No one homeAttempts to reach former members of the FLDS who might provide insight on the purpose of the Mancos property were unsuccessful.

However, a recent visit reinforced what Davis, Vaughan and others say: undeniable signs of activity yet no people in sight.

“I guarantee they knew you were there,” said Sam Brower, a private investigator who broke the story in the early 2000s when the FLDS bought property in Mancos, and helped track down Warren Jeffs. “They have motion sensors, high-tech cameras. They want to present that it’s dead and quiet, so it’s misleading when you go out there.”

Brower said women and children are instructed to stay inside during the day. Though he hasn’t visited Mancos in a few years, Brower, who has investigated the FLDS since the early 2000s and published the book Prophet’s Prey, shedding light on the group’s abuses, deduced the property is likely reserved for elite members to indulge in certain “opulent” lifestyle activities, i.e., vacations with favorite wives.

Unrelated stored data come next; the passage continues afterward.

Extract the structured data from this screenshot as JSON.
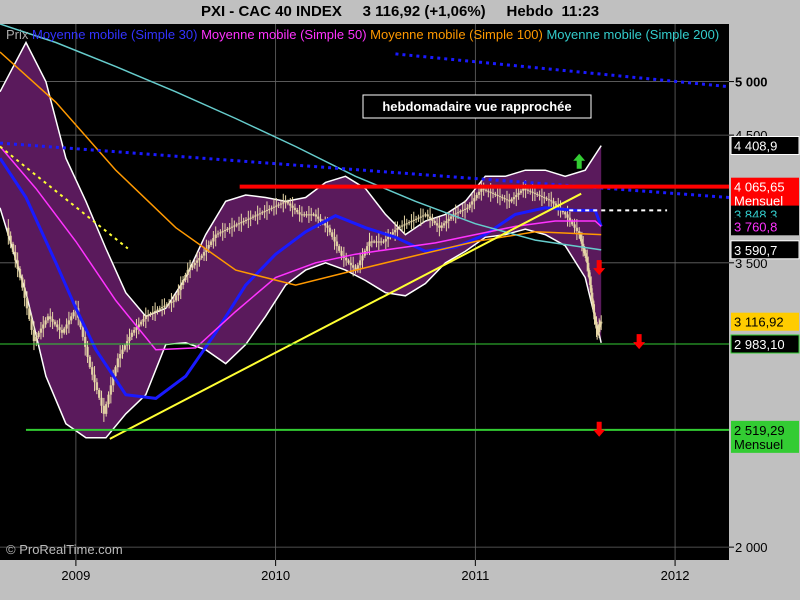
{
  "header": {
    "title": "PXI - CAC 40 INDEX     3 116,92 (+1,06%)     Hebdo  11:23"
  },
  "legend": {
    "prefix": "Prix",
    "items": [
      {
        "label": "Moyenne mobile (Simple 30)",
        "color": "#3333ff"
      },
      {
        "label": "Moyenne mobile (Simple 50)",
        "color": "#ff33ff"
      },
      {
        "label": "Moyenne mobile (Simple 100)",
        "color": "#ff9900"
      },
      {
        "label": "Moyenne mobile (Simple 200)",
        "color": "#33cccc"
      }
    ]
  },
  "annotation": "hebdomadaire vue rapprochée",
  "copyright": "© ProRealTime.com",
  "colors": {
    "background": "#000000",
    "panel": "#c0c0c0",
    "bollinger_fill": "#5a1a5c",
    "bollinger_edge": "#ffffff",
    "candle": "#e8d8a8",
    "sma30": "#1a1aff",
    "sma50": "#ff33ff",
    "sma100": "#ff9900",
    "sma200": "#66cccc",
    "resistance": "#ff0000",
    "support": "#33cc33",
    "trendline": "#ffff33",
    "dotted_downtrend": "#1a1aff",
    "arrow_up": "#33cc33",
    "arrow_down": "#ff0000"
  },
  "chart_data": {
    "type": "line",
    "title": "PXI - CAC 40 INDEX",
    "timeframe": "Hebdo",
    "last_price": "3 116,92",
    "change": "+1,06%",
    "time": "11:23",
    "y_scale": "log",
    "ylim": [
      1950,
      5600
    ],
    "y_ticks": [
      {
        "value": 5000,
        "label": "5 000"
      },
      {
        "value": 4500,
        "label": "4 500"
      },
      {
        "value": 3500,
        "label": "3 500"
      },
      {
        "value": 2000,
        "label": "2 000"
      }
    ],
    "x_ticks": [
      {
        "value": 2009.0,
        "label": "2009"
      },
      {
        "value": 2010.0,
        "label": "2010"
      },
      {
        "value": 2011.0,
        "label": "2011"
      },
      {
        "value": 2012.0,
        "label": "2012"
      }
    ],
    "xlim": [
      2008.62,
      2012.27
    ],
    "price_labels": [
      {
        "value": 4408.9,
        "label": "4 408,9",
        "bg": "#000000",
        "fg": "#ffffff",
        "border": "#ffffff"
      },
      {
        "value": 4065.65,
        "label": "4 065,65",
        "sublabel": "Mensuel",
        "bg": "#ff0000",
        "fg": "#ffffff"
      },
      {
        "value": 3848.3,
        "label": "3 848,3",
        "bg": "#000000",
        "fg": "#33cccc"
      },
      {
        "value": 3760.8,
        "label": "3 760,8",
        "bg": "#000000",
        "fg": "#ff33ff"
      },
      {
        "value": 3590.7,
        "label": "3 590,7",
        "bg": "#000000",
        "fg": "#ffffff",
        "border": "#ffffff"
      },
      {
        "value": 3116.92,
        "label": "3 116,92",
        "bg": "#ffcc00",
        "fg": "#000000"
      },
      {
        "value": 2983.1,
        "label": "2 983,10",
        "bg": "#000000",
        "fg": "#ffffff",
        "border": "#33cc33"
      },
      {
        "value": 2519.29,
        "label": "2 519,29",
        "sublabel": "Mensuel",
        "bg": "#33cc33",
        "fg": "#000000"
      }
    ],
    "horizontal_lines": [
      {
        "name": "Mensuel resistance",
        "value": 4065.65,
        "from": 2009.82,
        "color": "#ff0000",
        "width": 4
      },
      {
        "name": "Mensuel support",
        "value": 2519.29,
        "from": 2008.75,
        "color": "#33cc33",
        "width": 2
      },
      {
        "name": "2 983,10",
        "value": 2983.1,
        "from": 2008.62,
        "color": "#33cc33",
        "width": 1
      },
      {
        "name": "dotted level",
        "value": 3880,
        "from": 2011.47,
        "to": 2011.96,
        "color": "#ffffff",
        "width": 2,
        "dash": true
      }
    ],
    "trendlines": [
      {
        "name": "uptrend",
        "color": "#ffff33",
        "points": [
          [
            2009.17,
            2475
          ],
          [
            2011.53,
            4010
          ]
        ],
        "width": 2
      },
      {
        "name": "dotted downtrend long",
        "color": "#1a1aff",
        "points": [
          [
            2008.62,
            4430
          ],
          [
            2012.27,
            3980
          ]
        ],
        "width": 3,
        "dash": true
      },
      {
        "name": "dotted downtrend top",
        "color": "#1a1aff",
        "points": [
          [
            2010.6,
            5280
          ],
          [
            2012.27,
            4950
          ]
        ],
        "width": 3,
        "dash": true
      },
      {
        "name": "dotted yellow",
        "color": "#ffff33",
        "points": [
          [
            2008.62,
            4400
          ],
          [
            2009.26,
            3600
          ]
        ],
        "width": 2,
        "dash": true
      }
    ],
    "close_series": {
      "x": [
        2008.65,
        2008.72,
        2008.79,
        2008.86,
        2008.93,
        2009.0,
        2009.07,
        2009.14,
        2009.21,
        2009.28,
        2009.35,
        2009.42,
        2009.49,
        2009.56,
        2009.63,
        2009.7,
        2009.77,
        2009.84,
        2009.91,
        2009.98,
        2010.05,
        2010.12,
        2010.19,
        2010.26,
        2010.33,
        2010.4,
        2010.47,
        2010.54,
        2010.61,
        2010.68,
        2010.75,
        2010.82,
        2010.89,
        2010.96,
        2011.03,
        2011.1,
        2011.17,
        2011.24,
        2011.31,
        2011.38,
        2011.45,
        2011.52,
        2011.56,
        2011.59,
        2011.61,
        2011.63
      ],
      "y": [
        3750,
        3400,
        3000,
        3150,
        3050,
        3200,
        2850,
        2600,
        2900,
        3050,
        3150,
        3200,
        3250,
        3450,
        3550,
        3700,
        3750,
        3800,
        3850,
        3900,
        3950,
        3850,
        3850,
        3750,
        3550,
        3450,
        3650,
        3650,
        3750,
        3800,
        3850,
        3750,
        3850,
        3900,
        4050,
        4000,
        3950,
        4050,
        4000,
        3950,
        3850,
        3700,
        3500,
        3200,
        3050,
        3117
      ]
    },
    "series": [
      {
        "name": "Moyenne mobile (Simple 30)",
        "color": "#1a1aff",
        "x": [
          2008.62,
          2008.75,
          2008.9,
          2009.0,
          2009.1,
          2009.25,
          2009.4,
          2009.55,
          2009.7,
          2009.85,
          2010.0,
          2010.15,
          2010.3,
          2010.45,
          2010.6,
          2010.75,
          2010.9,
          2011.05,
          2011.2,
          2011.35,
          2011.5,
          2011.6,
          2011.63
        ],
        "y": [
          4300,
          3980,
          3500,
          3200,
          2950,
          2700,
          2680,
          2800,
          3050,
          3350,
          3560,
          3720,
          3840,
          3750,
          3680,
          3580,
          3610,
          3700,
          3850,
          3900,
          3880,
          3880,
          3760
        ]
      },
      {
        "name": "Moyenne mobile (Simple 50)",
        "color": "#ff33ff",
        "x": [
          2008.62,
          2008.8,
          2009.0,
          2009.2,
          2009.4,
          2009.6,
          2009.8,
          2010.0,
          2010.2,
          2010.4,
          2010.6,
          2010.8,
          2011.0,
          2011.2,
          2011.4,
          2011.6,
          2011.63
        ],
        "y": [
          4400,
          4050,
          3650,
          3250,
          2950,
          2960,
          3180,
          3400,
          3500,
          3560,
          3600,
          3640,
          3700,
          3760,
          3800,
          3800,
          3760
        ]
      },
      {
        "name": "Moyenne mobile (Simple 100)",
        "color": "#ff9900",
        "x": [
          2008.62,
          2008.9,
          2009.2,
          2009.5,
          2009.8,
          2010.1,
          2010.4,
          2010.7,
          2011.0,
          2011.3,
          2011.63
        ],
        "y": [
          5300,
          4800,
          4200,
          3750,
          3450,
          3350,
          3450,
          3550,
          3650,
          3720,
          3700
        ]
      },
      {
        "name": "Moyenne mobile (Simple 200)",
        "color": "#66cccc",
        "x": [
          2008.62,
          2008.9,
          2009.2,
          2009.5,
          2009.8,
          2010.1,
          2010.4,
          2010.7,
          2011.0,
          2011.3,
          2011.63
        ],
        "y": [
          5600,
          5400,
          5150,
          4900,
          4650,
          4400,
          4150,
          3950,
          3780,
          3660,
          3590
        ]
      }
    ],
    "bollinger_upper": {
      "x": [
        2008.62,
        2008.75,
        2008.85,
        2008.95,
        2009.05,
        2009.15,
        2009.25,
        2009.35,
        2009.45,
        2009.55,
        2009.65,
        2009.75,
        2009.85,
        2009.95,
        2010.05,
        2010.15,
        2010.25,
        2010.35,
        2010.45,
        2010.55,
        2010.65,
        2010.75,
        2010.85,
        2010.95,
        2011.05,
        2011.15,
        2011.25,
        2011.35,
        2011.45,
        2011.55,
        2011.63
      ],
      "y": [
        4900,
        5400,
        5000,
        4300,
        3950,
        3600,
        3300,
        3150,
        3200,
        3400,
        3700,
        3950,
        4000,
        3980,
        3950,
        3980,
        4100,
        4150,
        4050,
        3850,
        3700,
        3800,
        3850,
        3950,
        4150,
        4150,
        4200,
        4200,
        4150,
        4200,
        4408
      ]
    },
    "bollinger_lower": {
      "x": [
        2008.62,
        2008.75,
        2008.85,
        2008.95,
        2009.05,
        2009.15,
        2009.25,
        2009.35,
        2009.45,
        2009.55,
        2009.65,
        2009.75,
        2009.85,
        2009.95,
        2010.05,
        2010.15,
        2010.25,
        2010.35,
        2010.45,
        2010.55,
        2010.65,
        2010.75,
        2010.85,
        2010.95,
        2011.05,
        2011.15,
        2011.25,
        2011.35,
        2011.45,
        2011.55,
        2011.63
      ],
      "y": [
        3900,
        3300,
        2800,
        2550,
        2480,
        2480,
        2600,
        2700,
        2980,
        2990,
        2950,
        2870,
        2980,
        3150,
        3350,
        3450,
        3500,
        3450,
        3380,
        3300,
        3280,
        3360,
        3500,
        3580,
        3680,
        3700,
        3740,
        3700,
        3620,
        3400,
        2990
      ]
    },
    "arrows": [
      {
        "dir": "up",
        "x": 2011.52,
        "y": 4270
      },
      {
        "dir": "down",
        "x": 2011.62,
        "y": 3470
      },
      {
        "dir": "down",
        "x": 2011.82,
        "y": 3000
      },
      {
        "dir": "down",
        "x": 2011.62,
        "y": 2525
      }
    ]
  }
}
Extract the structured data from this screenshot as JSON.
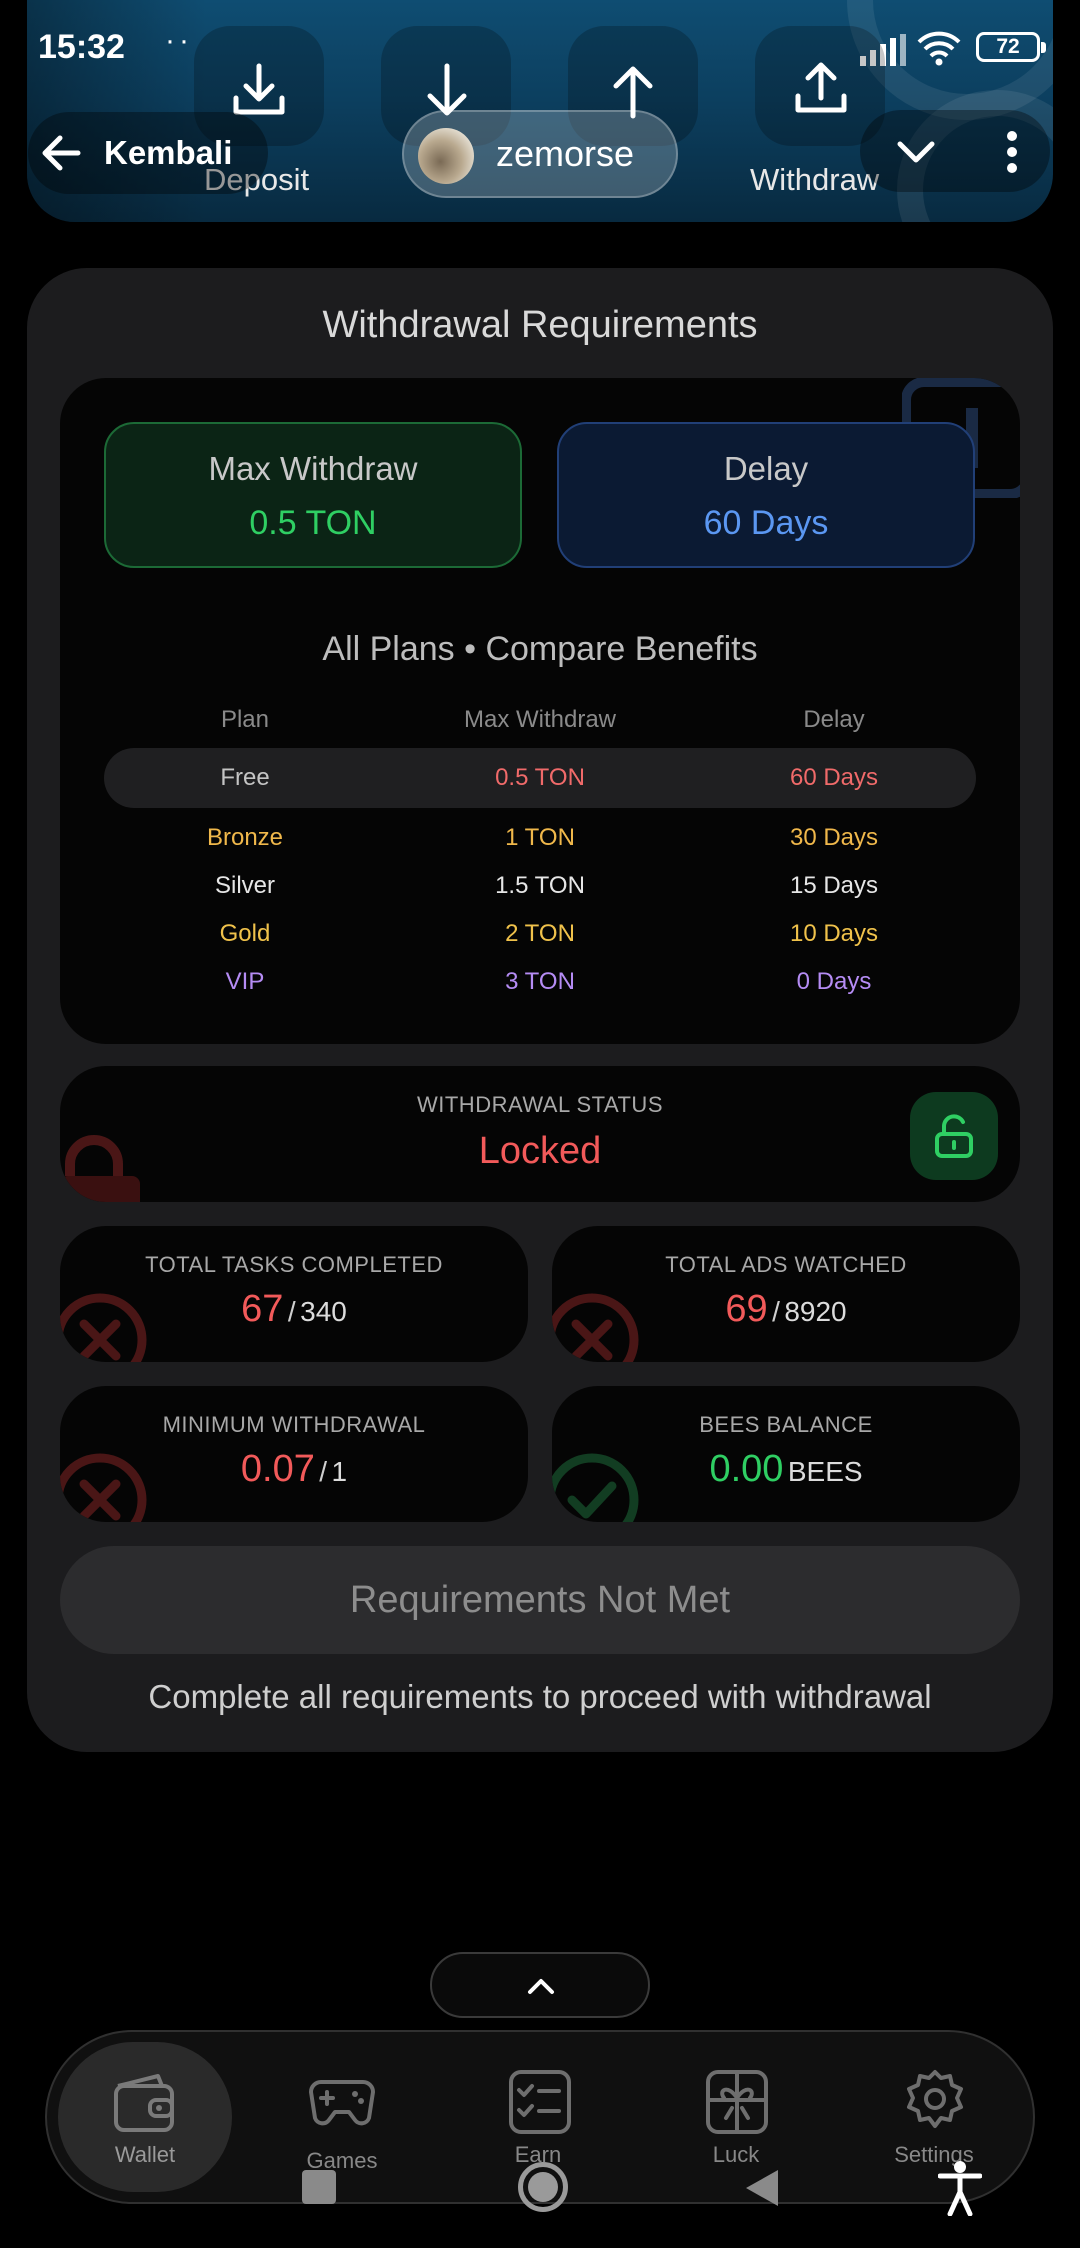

As for the whereabouts of Lyle Jeffs, Brower said, “Mancos is as good as any place to look,” though there are hundreds of possibilities, including in Canada and Mexico.

He said FBI evidence released this summer showed that Lyle Jeffs – a man believed to have eight wives and 60 children – had disobeyed his brother Warren’s commands while he was on house arrest. Not long after, Lyle disappeared.

“The big thing to remember is: People want to look at FLDS as a religion, and that’s a huge mistake because they are not a religion,” said Brower, a practicing Mormon. “They are a criminal organization that holds assets any way it can.”

Larry Everett, a neighbor to the compound on County Road 40, said he didn’t notice anything out of the ordinary this summer. At such close proximity, even he can’t speculate how many people live there or what goes on day to day.

“Nobody knows,” he said. “It’s a strange deal.”

The FBI said it has not contacted the Montezuma County Sheriff’s Office, as there is no explicit indication Lyle Jeffs is in Mancos. It is offering up to $50,000 for information leading to his arrest and conviction.

The Sheriff’s Office increased patrols of the compound when Warren Jeffs was missing but has not done so for Lyle, a spokesman said.

For Davis and Vaughan, the mysteriousness of the compound continues to perplex, and the two have taken a kind of personal vigilantism on patrolling the place.

Davis said the FLDS pays its yearly property tax of more than $11,000 – usually delivered in cash and in person by members of the loyalist group The United Order – which is “a little suspicious.” But the property is in good standing.

Still, a picture of Lyle Jeffs hangs above his desk.

“I’m always on the alert with them,” Davis said. “I just have a huge, huge problem with people like them. They are ruining lives left and right, members of their own church.”